Second, there's not a natural constituency pushing for change. Obviously, lots of Minnesotans like fireworks, buy them and have some interest in their legalization. But they can get fireworks anyway and are rarely prosecuted for having them, so they don't push lawmakers to do anything.

"If you pay attention on the Fourth of July you'll notice that people don't care whether they're legal or not," Rep. Kurt Daudt, R-Crown, said. "And if you get to a high vantage point and look across the horizon after dark on the Fourth of July, you'll see that everybody's doing it."

Daudt sponsored a bill to legalize fireworks this spring, but it didn't get a hearing in the Democrat-dominated Legislature. He thinks it will have a better chance in 2024, the second year of the biennium, when lawmakers tend to focus on policy measures rather than the budget.

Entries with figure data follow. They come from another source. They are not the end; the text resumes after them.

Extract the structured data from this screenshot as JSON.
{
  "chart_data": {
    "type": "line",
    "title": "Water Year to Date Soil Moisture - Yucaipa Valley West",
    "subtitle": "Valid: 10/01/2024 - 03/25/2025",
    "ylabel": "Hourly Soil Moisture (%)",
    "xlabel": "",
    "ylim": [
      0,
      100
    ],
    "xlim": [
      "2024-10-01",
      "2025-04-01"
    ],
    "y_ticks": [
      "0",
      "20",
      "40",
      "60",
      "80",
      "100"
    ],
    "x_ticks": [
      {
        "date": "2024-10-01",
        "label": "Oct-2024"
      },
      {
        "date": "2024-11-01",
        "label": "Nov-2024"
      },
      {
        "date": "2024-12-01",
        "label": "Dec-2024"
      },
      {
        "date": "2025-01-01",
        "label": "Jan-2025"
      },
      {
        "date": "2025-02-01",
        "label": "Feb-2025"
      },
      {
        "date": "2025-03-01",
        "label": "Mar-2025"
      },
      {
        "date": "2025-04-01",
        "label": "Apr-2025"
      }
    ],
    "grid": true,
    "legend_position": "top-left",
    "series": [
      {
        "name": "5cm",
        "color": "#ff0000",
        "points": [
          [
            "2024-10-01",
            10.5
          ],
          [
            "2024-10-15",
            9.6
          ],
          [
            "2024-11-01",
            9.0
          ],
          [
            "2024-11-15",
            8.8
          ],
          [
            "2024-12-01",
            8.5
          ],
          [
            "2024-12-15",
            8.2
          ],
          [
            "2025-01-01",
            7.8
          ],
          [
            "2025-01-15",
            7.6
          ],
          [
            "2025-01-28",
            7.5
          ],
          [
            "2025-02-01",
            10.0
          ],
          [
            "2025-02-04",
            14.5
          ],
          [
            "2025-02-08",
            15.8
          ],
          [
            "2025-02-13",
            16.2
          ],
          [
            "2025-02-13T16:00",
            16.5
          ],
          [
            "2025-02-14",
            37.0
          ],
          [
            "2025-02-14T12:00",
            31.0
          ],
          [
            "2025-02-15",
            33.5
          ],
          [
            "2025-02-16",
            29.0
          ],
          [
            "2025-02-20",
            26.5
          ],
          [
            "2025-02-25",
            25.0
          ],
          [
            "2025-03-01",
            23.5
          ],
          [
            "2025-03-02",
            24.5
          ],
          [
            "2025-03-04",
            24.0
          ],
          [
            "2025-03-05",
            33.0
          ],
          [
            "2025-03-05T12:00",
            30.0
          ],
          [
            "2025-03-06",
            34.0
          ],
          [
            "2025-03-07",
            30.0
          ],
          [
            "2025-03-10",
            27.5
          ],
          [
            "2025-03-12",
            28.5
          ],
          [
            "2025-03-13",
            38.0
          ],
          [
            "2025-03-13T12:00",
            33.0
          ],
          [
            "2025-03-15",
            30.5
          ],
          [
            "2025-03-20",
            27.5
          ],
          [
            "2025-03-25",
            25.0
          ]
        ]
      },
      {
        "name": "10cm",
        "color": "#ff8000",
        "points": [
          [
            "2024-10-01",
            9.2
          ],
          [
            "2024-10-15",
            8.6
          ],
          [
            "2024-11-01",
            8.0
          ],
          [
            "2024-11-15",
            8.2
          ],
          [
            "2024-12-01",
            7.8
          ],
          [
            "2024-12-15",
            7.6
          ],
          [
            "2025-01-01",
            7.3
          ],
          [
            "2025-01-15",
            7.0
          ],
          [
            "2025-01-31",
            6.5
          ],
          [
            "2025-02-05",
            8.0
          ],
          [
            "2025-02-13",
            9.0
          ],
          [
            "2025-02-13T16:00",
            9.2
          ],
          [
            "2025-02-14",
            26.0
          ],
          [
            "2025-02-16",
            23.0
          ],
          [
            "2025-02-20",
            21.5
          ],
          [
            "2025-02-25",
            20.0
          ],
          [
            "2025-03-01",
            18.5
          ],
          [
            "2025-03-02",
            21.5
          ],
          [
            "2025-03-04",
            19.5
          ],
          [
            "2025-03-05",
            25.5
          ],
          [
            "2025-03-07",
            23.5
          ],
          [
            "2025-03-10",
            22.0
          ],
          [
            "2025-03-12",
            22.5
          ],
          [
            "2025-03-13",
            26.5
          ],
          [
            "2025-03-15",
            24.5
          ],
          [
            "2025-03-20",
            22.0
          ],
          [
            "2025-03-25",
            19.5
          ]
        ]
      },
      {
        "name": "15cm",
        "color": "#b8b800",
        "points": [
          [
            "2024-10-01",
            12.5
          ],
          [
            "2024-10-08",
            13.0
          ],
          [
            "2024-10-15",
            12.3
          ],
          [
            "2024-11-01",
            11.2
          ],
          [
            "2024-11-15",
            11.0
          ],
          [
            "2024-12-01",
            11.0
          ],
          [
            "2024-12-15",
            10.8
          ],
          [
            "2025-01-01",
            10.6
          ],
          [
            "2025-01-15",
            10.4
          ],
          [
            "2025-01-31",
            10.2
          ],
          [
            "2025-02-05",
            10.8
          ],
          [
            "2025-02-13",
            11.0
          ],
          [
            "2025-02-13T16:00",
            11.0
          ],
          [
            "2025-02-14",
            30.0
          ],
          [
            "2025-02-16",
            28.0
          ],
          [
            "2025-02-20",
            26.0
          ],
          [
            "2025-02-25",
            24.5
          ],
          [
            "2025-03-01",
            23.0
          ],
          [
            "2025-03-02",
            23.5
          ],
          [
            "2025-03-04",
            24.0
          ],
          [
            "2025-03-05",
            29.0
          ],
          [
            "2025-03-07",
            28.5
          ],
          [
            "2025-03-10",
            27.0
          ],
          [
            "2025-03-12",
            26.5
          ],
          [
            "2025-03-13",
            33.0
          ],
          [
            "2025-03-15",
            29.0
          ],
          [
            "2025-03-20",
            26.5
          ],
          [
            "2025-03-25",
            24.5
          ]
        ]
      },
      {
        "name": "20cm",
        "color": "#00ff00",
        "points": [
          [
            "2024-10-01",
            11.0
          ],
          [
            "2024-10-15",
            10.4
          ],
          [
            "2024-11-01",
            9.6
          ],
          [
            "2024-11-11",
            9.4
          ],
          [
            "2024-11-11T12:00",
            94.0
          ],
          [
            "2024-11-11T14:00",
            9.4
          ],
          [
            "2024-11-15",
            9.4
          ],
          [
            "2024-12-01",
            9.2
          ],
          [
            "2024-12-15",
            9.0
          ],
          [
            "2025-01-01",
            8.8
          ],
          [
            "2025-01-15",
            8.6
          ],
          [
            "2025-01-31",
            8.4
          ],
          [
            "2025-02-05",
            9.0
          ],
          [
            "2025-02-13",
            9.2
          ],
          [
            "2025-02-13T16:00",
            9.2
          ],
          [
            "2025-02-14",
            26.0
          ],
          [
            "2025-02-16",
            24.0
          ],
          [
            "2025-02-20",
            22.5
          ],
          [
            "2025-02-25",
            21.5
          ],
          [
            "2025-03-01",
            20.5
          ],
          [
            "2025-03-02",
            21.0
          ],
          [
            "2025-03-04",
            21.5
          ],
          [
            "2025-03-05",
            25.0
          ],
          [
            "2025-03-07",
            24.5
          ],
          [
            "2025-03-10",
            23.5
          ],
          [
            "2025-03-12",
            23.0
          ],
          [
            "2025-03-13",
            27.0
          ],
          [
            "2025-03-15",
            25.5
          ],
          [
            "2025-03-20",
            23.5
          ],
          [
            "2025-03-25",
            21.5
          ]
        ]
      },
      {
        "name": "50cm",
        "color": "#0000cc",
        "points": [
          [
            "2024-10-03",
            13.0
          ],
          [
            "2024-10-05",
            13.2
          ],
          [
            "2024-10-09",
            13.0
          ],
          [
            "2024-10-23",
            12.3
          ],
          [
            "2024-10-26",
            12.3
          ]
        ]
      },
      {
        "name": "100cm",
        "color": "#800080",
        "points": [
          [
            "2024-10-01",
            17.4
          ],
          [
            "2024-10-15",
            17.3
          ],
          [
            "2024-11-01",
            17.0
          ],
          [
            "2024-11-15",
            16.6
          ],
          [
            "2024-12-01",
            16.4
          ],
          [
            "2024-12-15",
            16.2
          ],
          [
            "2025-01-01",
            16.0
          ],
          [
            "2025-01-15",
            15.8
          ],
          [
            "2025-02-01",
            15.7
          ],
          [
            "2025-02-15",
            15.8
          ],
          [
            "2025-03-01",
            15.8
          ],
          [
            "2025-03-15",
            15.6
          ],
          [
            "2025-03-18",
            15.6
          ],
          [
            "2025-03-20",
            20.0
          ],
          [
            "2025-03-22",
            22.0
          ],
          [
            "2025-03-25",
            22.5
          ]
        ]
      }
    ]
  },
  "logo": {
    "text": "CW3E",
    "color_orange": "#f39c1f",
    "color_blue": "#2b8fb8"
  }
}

Third, Minnesota has a long history of letting its hair down slowly. The state's ban on Sunday alcohol sales ended just five years ago, for instance. During a Republican-dominated session in 2012, legislators passed a bill to legalize fireworks but Gov. Mark Dayton, a Democrat, vetoed it over concerns about fire safety.

Sen. Jason Rarick, R-Pine City, sponsored a fireworks legalization measure this spring that tackled objections brought by fire departments. His bill allows municipalities to ban firework sales and usage permanently or temporarily, such as during the kind of heat wave Minnesota has had in recent weeks.

He thinks the legislation has the potential to pass in 2024, though he's unsure where the many first-term lawmakers stand. "The fact that they just voted for marijuana legislation, they might be more open to it," Rarick said.

But first, lawmakers will have to minimize their view of the risk fireworks present just as they — and a lot of Americans — have done with the risk posed by marijuana.

To drive legalization, pot's proponents emphasized user rights, the potential for tax revenue and the prospect of righting social injustices. It was legalized in some states via simply worded propositions put to voters.

"The way that the U.S. approached cannabis legalization was premised on the idea that there are no special risks for the consumer," said Jonathan Caulkins, a public policy professor at Carnegie Mellon University who just published a paper comparing fireworks and cannabis legalization.

With fireworks, many states have been influenced by the Consumer Product Safety Commission, which lobbied for technical, engineering-based restrictions.

"Fireworks regulations were created by professionals approaching the problem in a rational, responsible, balancing-of-considerations way, whereas cannabis legislation was anything but," Caulkins said.

Yep, we're in a weird place right now.